70,000 workers strike in Southern California
By Evan Kornfeld and Gillian Russom | October 17, 2003 | Page 11
LOS ANGELES-Some 70,000 grocery store workers in Southern California hit the picket lines October 12 at the Von's, Ralph's and Albertson's supermarket chains. The supermarkets had refused to alter its demands for reductions in health benefits and for pay cuts for new hires.
Rick Icaza, president of United Food and Commercial Workers (UFCW) Local 770, told the Los Angeles Times that the union had made proposals to cutting health costs, but the chains had refused to consider them. Union leaders instructed workers to strike only at Von's--which is owned by the grocery giant Safeway--in order, they said, "not to inconvenience customers."
But Albertson's and Ralph's--owned by another industry powerhouse, Kroger--both locked out the union. The employers want each worker to pay at least $1,300 a year for insurance premiums, which could add up to $3,500 a year for a family.
They're demanding big increases in health care deductibles and co-pays for doctor visits and for prescription drugs. Oscar Herrera, a picket captain at Von's in the Echo Park area of LA, told Socialist Worker, "Benefits is what everyone is fighting for. That's why people stay with these companies. Our slogan is to stay strong on the line and not let up."
Besides cuts in benefits, the employers are demanding a two-tier pay system in which new hires would top out at $14.90 per hour, compared to the current $17.90. They also want managers to have discretion over how many hours to give to employees, so more hours would go to lower-paid new hires.
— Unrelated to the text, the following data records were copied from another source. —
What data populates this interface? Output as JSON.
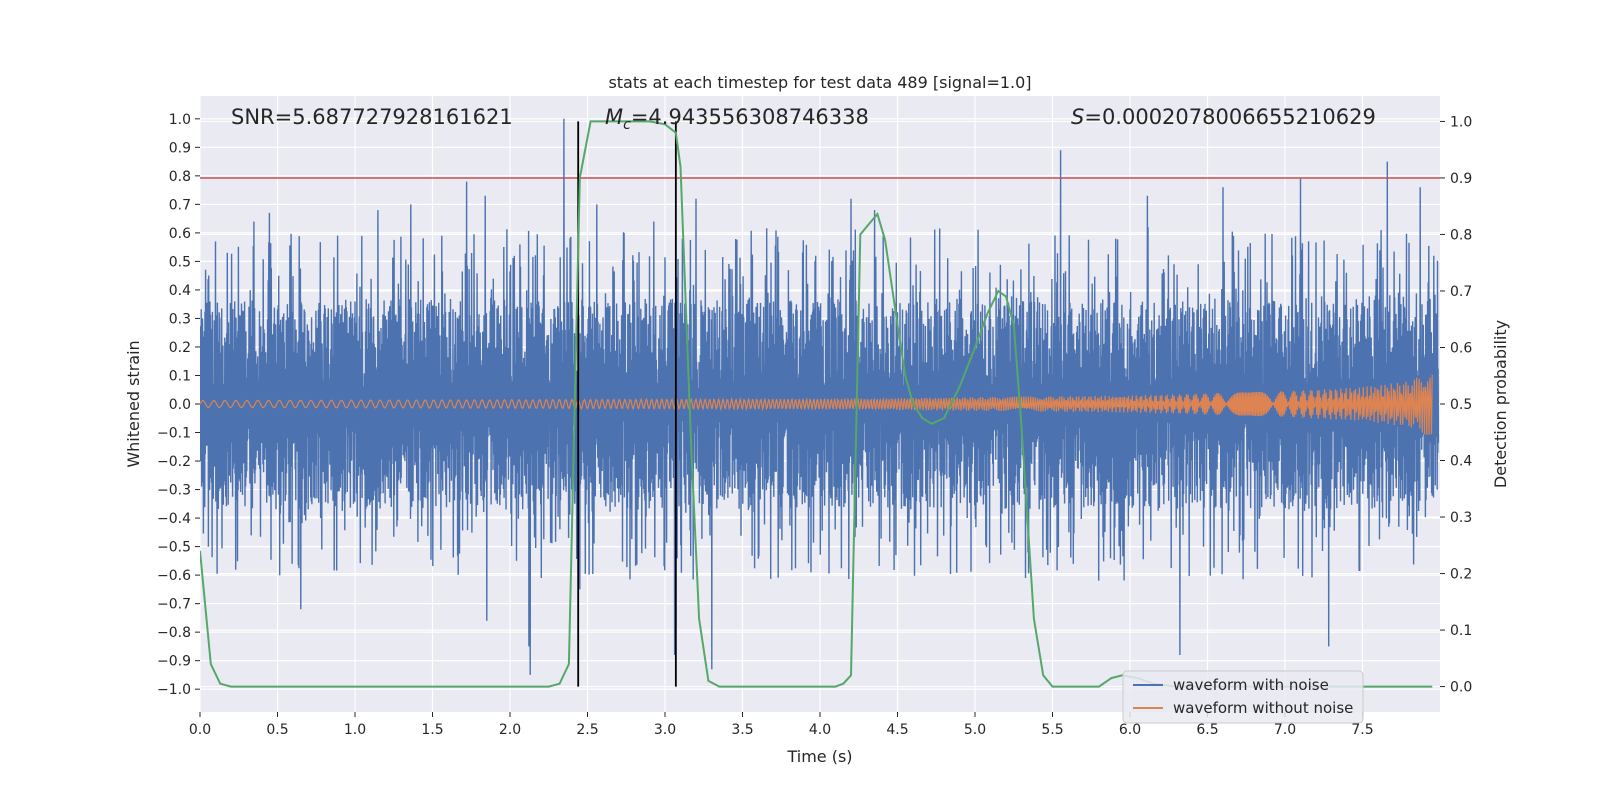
{
  "chart_data": {
    "type": "line",
    "title": "stats at each timestep for test data 489 [signal=1.0]",
    "xlabel": "Time (s)",
    "ylabel": "Whitened strain",
    "y2label": "Detection probability",
    "xlim": [
      0.0,
      8.0
    ],
    "ylim": [
      -1.08,
      1.08
    ],
    "y2lim": [
      -0.045,
      1.045
    ],
    "xticks": [
      0.0,
      0.5,
      1.0,
      1.5,
      2.0,
      2.5,
      3.0,
      3.5,
      4.0,
      4.5,
      5.0,
      5.5,
      6.0,
      6.5,
      7.0,
      7.5
    ],
    "xtick_labels": [
      "0.0",
      "0.5",
      "1.0",
      "1.5",
      "2.0",
      "2.5",
      "3.0",
      "3.5",
      "4.0",
      "4.5",
      "5.0",
      "5.5",
      "6.0",
      "6.5",
      "7.0",
      "7.5"
    ],
    "yticks": [
      1.0,
      0.9,
      0.8,
      0.7,
      0.6,
      0.5,
      0.4,
      0.3,
      0.2,
      0.1,
      0.0,
      -0.1,
      -0.2,
      -0.3,
      -0.4,
      -0.5,
      -0.6,
      -0.7,
      -0.8,
      -0.9,
      -1.0
    ],
    "ytick_labels": [
      "1.0",
      "0.9",
      "0.8",
      "0.7",
      "0.6",
      "0.5",
      "0.4",
      "0.3",
      "0.2",
      "0.1",
      "0.0",
      "−0.1",
      "−0.2",
      "−0.3",
      "−0.4",
      "−0.5",
      "−0.6",
      "−0.7",
      "−0.8",
      "−0.9",
      "−1.0"
    ],
    "y2ticks": [
      0.0,
      0.1,
      0.2,
      0.3,
      0.4,
      0.5,
      0.6,
      0.7,
      0.8,
      0.9,
      1.0
    ],
    "y2tick_labels": [
      "0.0",
      "0.1",
      "0.2",
      "0.3",
      "0.4",
      "0.5",
      "0.6",
      "0.7",
      "0.8",
      "0.9",
      "1.0"
    ],
    "annotations": {
      "snr": "SNR=5.687727928161621",
      "mc_symbol": "M",
      "mc_sub": "c",
      "mc_value": "=4.943556308746338",
      "s_symbol": "S",
      "s_value": "=0.0002078006655210629"
    },
    "threshold_line": {
      "y2": 0.9,
      "color": "#c44e52"
    },
    "vertical_lines": [
      2.44,
      3.07
    ],
    "series": [
      {
        "name": "waveform with noise",
        "color": "#4c72b0",
        "description": "dense noisy strain, roughly within -0.5..0.5 with spikes up to ~1.0 and down to ~-0.95",
        "peak_spikes": [
          {
            "x": 0.1,
            "y": 0.57
          },
          {
            "x": 0.35,
            "y": 0.64
          },
          {
            "x": 0.45,
            "y": 0.67
          },
          {
            "x": 1.15,
            "y": 0.68
          },
          {
            "x": 1.36,
            "y": 0.7
          },
          {
            "x": 1.72,
            "y": 0.78
          },
          {
            "x": 1.84,
            "y": 0.73
          },
          {
            "x": 2.35,
            "y": 1.0
          },
          {
            "x": 2.56,
            "y": 0.7
          },
          {
            "x": 2.93,
            "y": 0.64
          },
          {
            "x": 3.2,
            "y": 0.72
          },
          {
            "x": 4.2,
            "y": 0.72
          },
          {
            "x": 4.35,
            "y": 0.68
          },
          {
            "x": 5.55,
            "y": 0.89
          },
          {
            "x": 6.11,
            "y": 0.73
          },
          {
            "x": 6.6,
            "y": 0.76
          },
          {
            "x": 7.1,
            "y": 0.79
          },
          {
            "x": 7.66,
            "y": 0.85
          },
          {
            "x": 7.87,
            "y": 0.76
          }
        ],
        "trough_spikes": [
          {
            "x": 2.12,
            "y": -0.85
          },
          {
            "x": 2.13,
            "y": -0.95
          },
          {
            "x": 2.45,
            "y": -0.65
          },
          {
            "x": 3.3,
            "y": -0.93
          },
          {
            "x": 3.06,
            "y": -0.88
          },
          {
            "x": 6.32,
            "y": -0.88
          },
          {
            "x": 7.28,
            "y": -0.85
          },
          {
            "x": 1.85,
            "y": -0.76
          },
          {
            "x": 0.65,
            "y": -0.72
          }
        ]
      },
      {
        "name": "waveform without noise",
        "color": "#dd8452",
        "description": "chirp oscillation, amplitude grows from ~0.012 at t=0 to ~0.12 near t=7.95",
        "amplitude_envelope": [
          [
            0.0,
            0.012
          ],
          [
            4.0,
            0.018
          ],
          [
            6.0,
            0.03
          ],
          [
            7.0,
            0.045
          ],
          [
            7.5,
            0.06
          ],
          [
            7.8,
            0.08
          ],
          [
            7.95,
            0.12
          ]
        ]
      },
      {
        "name": "detection probability",
        "color": "#55a868",
        "axis": "right",
        "points": [
          [
            0.0,
            0.24
          ],
          [
            0.07,
            0.04
          ],
          [
            0.13,
            0.005
          ],
          [
            0.2,
            0.0
          ],
          [
            1.0,
            0.0
          ],
          [
            2.0,
            0.0
          ],
          [
            2.25,
            0.0
          ],
          [
            2.32,
            0.005
          ],
          [
            2.38,
            0.04
          ],
          [
            2.45,
            0.9
          ],
          [
            2.52,
            1.0
          ],
          [
            2.7,
            1.0
          ],
          [
            2.9,
            1.0
          ],
          [
            3.0,
            0.995
          ],
          [
            3.07,
            0.98
          ],
          [
            3.1,
            0.92
          ],
          [
            3.17,
            0.42
          ],
          [
            3.22,
            0.12
          ],
          [
            3.28,
            0.01
          ],
          [
            3.35,
            0.0
          ],
          [
            4.1,
            0.0
          ],
          [
            4.15,
            0.005
          ],
          [
            4.2,
            0.02
          ],
          [
            4.26,
            0.8
          ],
          [
            4.32,
            0.82
          ],
          [
            4.37,
            0.836
          ],
          [
            4.42,
            0.79
          ],
          [
            4.5,
            0.64
          ],
          [
            4.55,
            0.55
          ],
          [
            4.6,
            0.5
          ],
          [
            4.66,
            0.475
          ],
          [
            4.72,
            0.465
          ],
          [
            4.8,
            0.475
          ],
          [
            4.9,
            0.53
          ],
          [
            5.0,
            0.6
          ],
          [
            5.08,
            0.66
          ],
          [
            5.15,
            0.7
          ],
          [
            5.2,
            0.69
          ],
          [
            5.25,
            0.64
          ],
          [
            5.3,
            0.46
          ],
          [
            5.38,
            0.12
          ],
          [
            5.44,
            0.02
          ],
          [
            5.5,
            0.0
          ],
          [
            5.8,
            0.0
          ],
          [
            5.88,
            0.015
          ],
          [
            5.95,
            0.02
          ],
          [
            6.05,
            0.015
          ],
          [
            6.15,
            0.005
          ],
          [
            6.3,
            0.0
          ],
          [
            7.95,
            0.0
          ]
        ]
      }
    ],
    "legend": {
      "position": "lower-right",
      "entries": [
        {
          "label": "waveform with noise",
          "color": "#4c72b0"
        },
        {
          "label": "waveform without noise",
          "color": "#dd8452"
        }
      ]
    }
  }
}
Employers are also want "unlimited use of vendors, brokers, salesmen, etc." to do union work. Management even demands the right to open non-union stores in areas where the unionized market share is less than 25 percent!
The chains claim these givebacks are necessary because of the threat of non-union superstores such as Wal-Mart. Yet the corporations that own the three supermarket chains had combined net profits of $1.2 billion for the first half of this year-and their operating profits have risen 10 times faster than their hourly cost for worker health care in Southern California over the past 10 years. Their combined profits have increased 98 percent just since 1998.
On October 10, the three chains took out full-page newspaper ads claiming that they're only demanding that workers pay $5 to $15 per week for health benefits--failing to mention the 50 percent cut in benefits and the two-tier wages. The chains further insulted their employees by placing huge signs in their store windows advertising for "replacement workers"--scabs.
Many customers relate to the workers' fight for decent health care and honored the picket lines. At the Von's in Hollywood, one shopper stopped his SUV to talk with the strikers. "You tell your managers that I spend $500 dollars a month here-but I won't be shopping until they give you guys what you deserve."
On the picket line, workers agreed that they had to strike. "Most important is our health care," said Fuensanta Espinoza. "I have kids. If they get sick, why should we have to pay so much?" Patty Gutierrez, a young Von's employee, doesn't have a family to support but said, "They want to take away my dental and my vision insurance. My contacts would cost me over $300. They're taking away a lot of things we depend on."
The UFCW is also striking some supermarket chains in the St. Louis area, and could soon face strikes in Wisconsin and in West Virginia as well. A victory for workers in Southern California would help turn back the employers' offensive-not just in the grocery industry, but in others as well. As Lily, who's been a cashier at the Echo Park Von's for 15 years, told Socialist Worker, "To win, the most important thing is the unity of everyone. We can't let them intimidate us."